Lo que comenzó como una observación casual en un taller mecánico del conurbano bonaerense terminó convirtiéndose en una innovación médica utilizada en hospitales de Europa. Jorge Odón, un mecánico oriundo de Lanús, es hoy reconocido internacionalmente por haber creado el "OdonAssist", un dispositivo diseñado para asistir partos vaginales y reducir riesgos tanto para las madres como para los recién nacidos.
El invento ya fue utilizado en 48 partos en Argentina y en alrededor de 300 nacimientos realizados en 40 hospitales de cinco países europeos, según datos difundidos por autoridades sanitarias del Reino Unido y la empresa encargada de su fabricación.
Especialistas consideran que se trata de una de las innovaciones más relevantes en el campo de la obstetricia desde la década de 1950, ya que ofrece una alternativa a procedimientos tradicionales como el fórceps o la ventosa obstétrica.

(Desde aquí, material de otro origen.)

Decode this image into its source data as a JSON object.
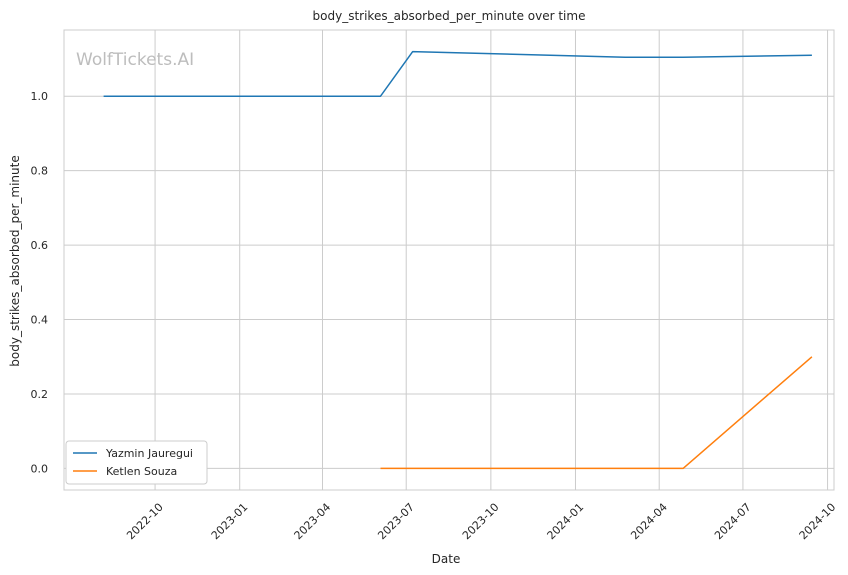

Cómo funciona el dispositivo
El OdonAssist fue diseñado para intervenir en aquellos casos en los que el trabajo de parto vaginal se detiene o presenta complicaciones que dificultan el nacimiento.
De un taller mecánico de Lanús a los hospitales de Europa: el invento argentino que revoluciona los partos
Así es el dispositivo que creó Jorge Odón y que revoluciona europa.

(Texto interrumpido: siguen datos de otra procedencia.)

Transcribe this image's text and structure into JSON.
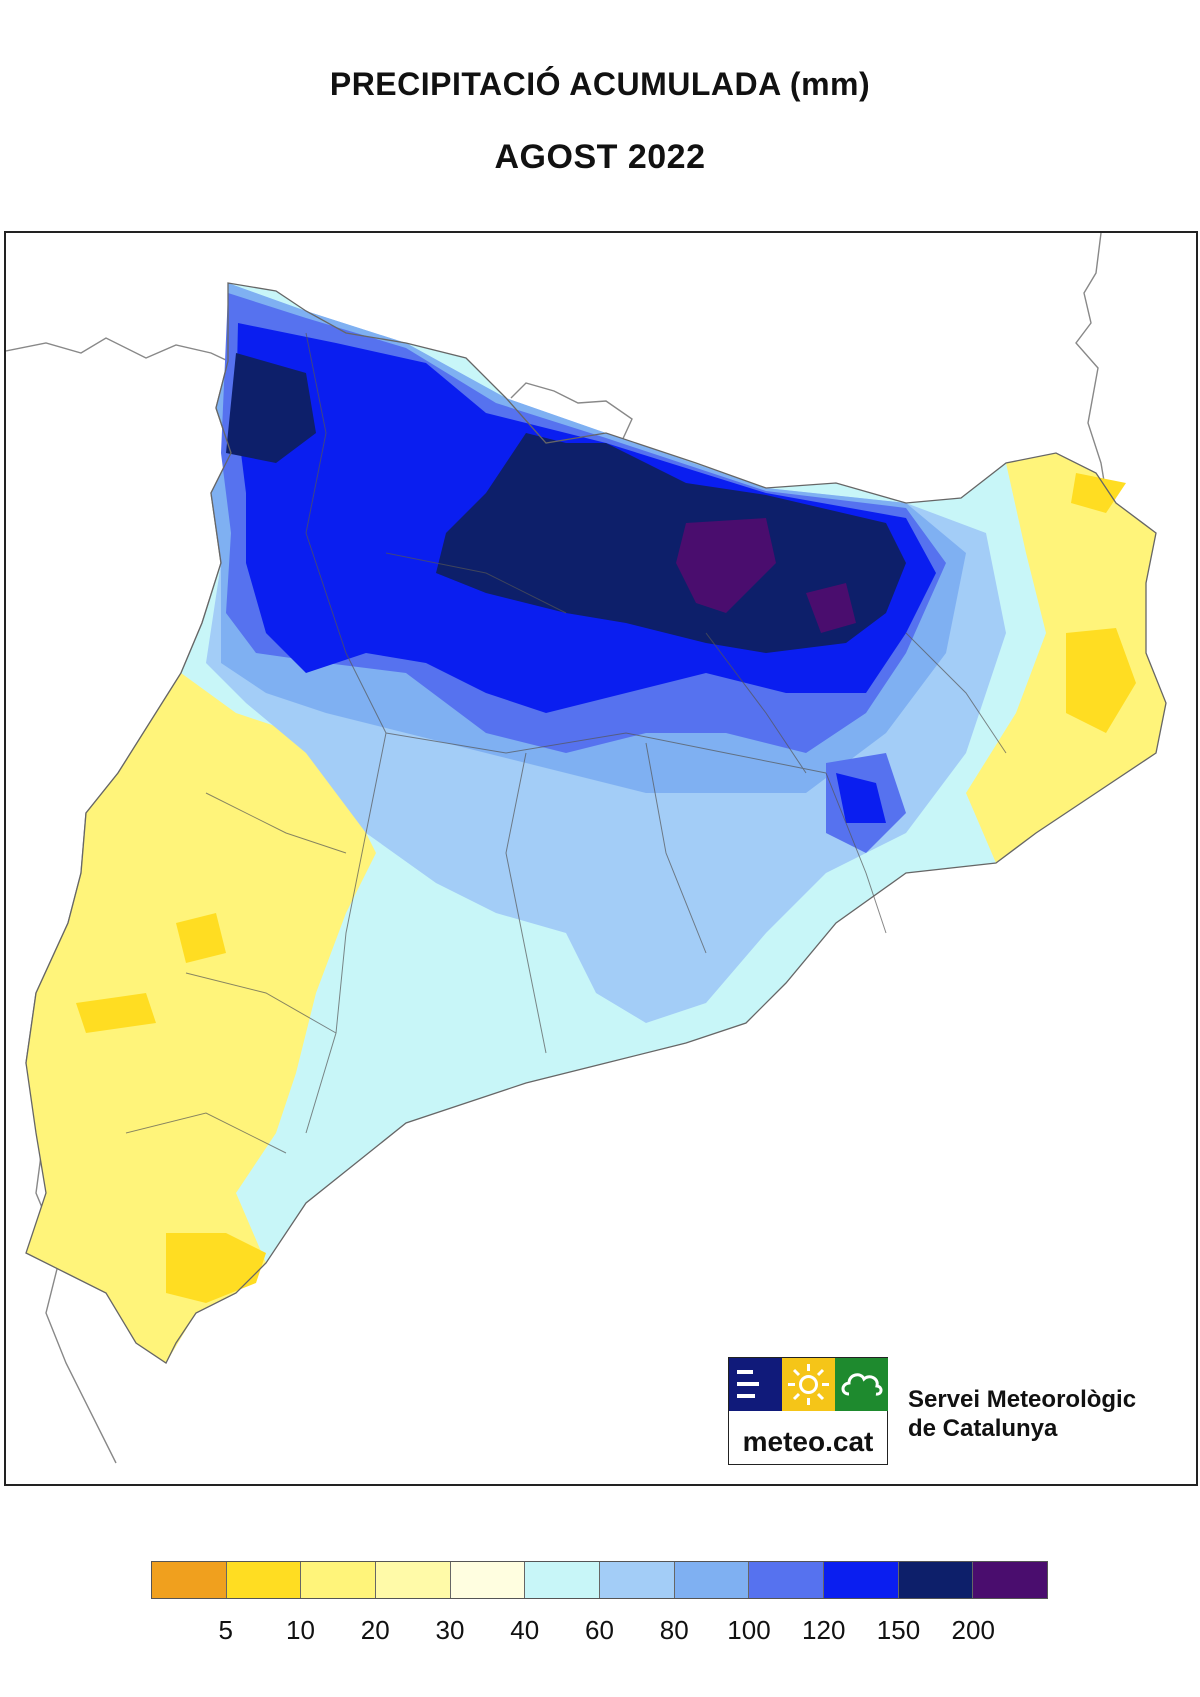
{
  "header": {
    "title": "PRECIPITACIÓ ACUMULADA (mm)",
    "subtitle": "AGOST 2022"
  },
  "logo": {
    "url_text": "meteo.cat",
    "org_line1": "Servei Meteorològic",
    "org_line2": "de Catalunya",
    "colors": {
      "navy": "#101a7a",
      "yellow": "#f5c518",
      "green": "#1e8a2e"
    },
    "icons": [
      "waves-icon",
      "sun-icon",
      "cloud-icon"
    ]
  },
  "legend": {
    "labels": [
      "5",
      "10",
      "20",
      "30",
      "40",
      "60",
      "80",
      "100",
      "120",
      "150",
      "200"
    ],
    "colors": [
      "#f0a01e",
      "#ffdd22",
      "#fff47a",
      "#fffaa8",
      "#fffee0",
      "#c8f6f8",
      "#a3cdf7",
      "#7fb0f2",
      "#5672ef",
      "#0a1ef0",
      "#0d1f6a",
      "#4a0d6e"
    ]
  }
}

El sistema consiste en un tubo y una campana de plástico flexible que se introduce en el canal vaginal y se adapta a la cabeza del bebé. Una vez colocada correctamente, la campana se infla con aire para sujetar de manera segura al recién nacido, permitiendo una tracción controlada mientras la madre continúa pujando.
De esta manera, facilita la extracción del bebé y puede evitar la necesidad de recurrir a métodos más invasivos o a una cesárea de urgencia.
Según los profesionales que participaron en las pruebas clínicas, el dispositivo es sencillo de utilizar y resulta menos agresivo para el bebé que otras herramientas obstétricas.
La curiosa forma de cómo nació la idea
La inspiración para el invento surgió en 2006 de una situación completamente ajena al ámbito médico.
"Todo comenzó con un truco que un empleado de mi taller le estaba haciendo a otro y que consistía en tratar de sacar un corcho de dentro de una botella. Yo pensaba: 'la va a tener que romper'", recordó Odón en una entrevista con BBC Mundo.
Sin embargo, el trabajador utilizó una pequeña bolsa plástica que introdujo en la botella, la infló con aire y luego extrajo el corcho sin dificultad.
"Tomó una bolsita, la metió en la botella, la llenó de aire, tiró y sacó el corcho. Me quedé impresionado con ese mecanismo de pinza de aire y de cinta transportadora", explicó el inventor.
A partir de esa imagen comenzó a desarrollar una idea que, según él mismo reconoce, llegó de manera inesperada. "Fue un milagro lo que me pasó, porque no tenía ningún problema con el embarazo de ningún familiar o conocido", señaló.
Del taller a la Organización Mundial de la Salud
Pocos días después de imaginar el dispositivo, Odón compartió el proyecto con su socio, el ingeniero Carlos Modena, y con un médico en Buenos Aires.
La iniciativa fue ganando respaldo hasta llegar a manos de Mario Merialdi, entonces jefe del Departamento de Salud Reproductiva de la Organización Mundial de la Salud (OMS), quien actualmente se desempeña como director médico de MNHI, la compañía que fabrica el dispositivo.
El invento de Jorge Odón que revoluciona Europa
A Jorge Odón le surgió la idea gracias al debate de sus empleados en su taller mecánico.
Tras años de desarrollo y ensayos clínicos, el invento comenzó a utilizarse en hospitales de distintos países. "En las pruebas realizadas en Argentina y ahora en Europa ningún bebé ha resultado lesionado", destacó Odón.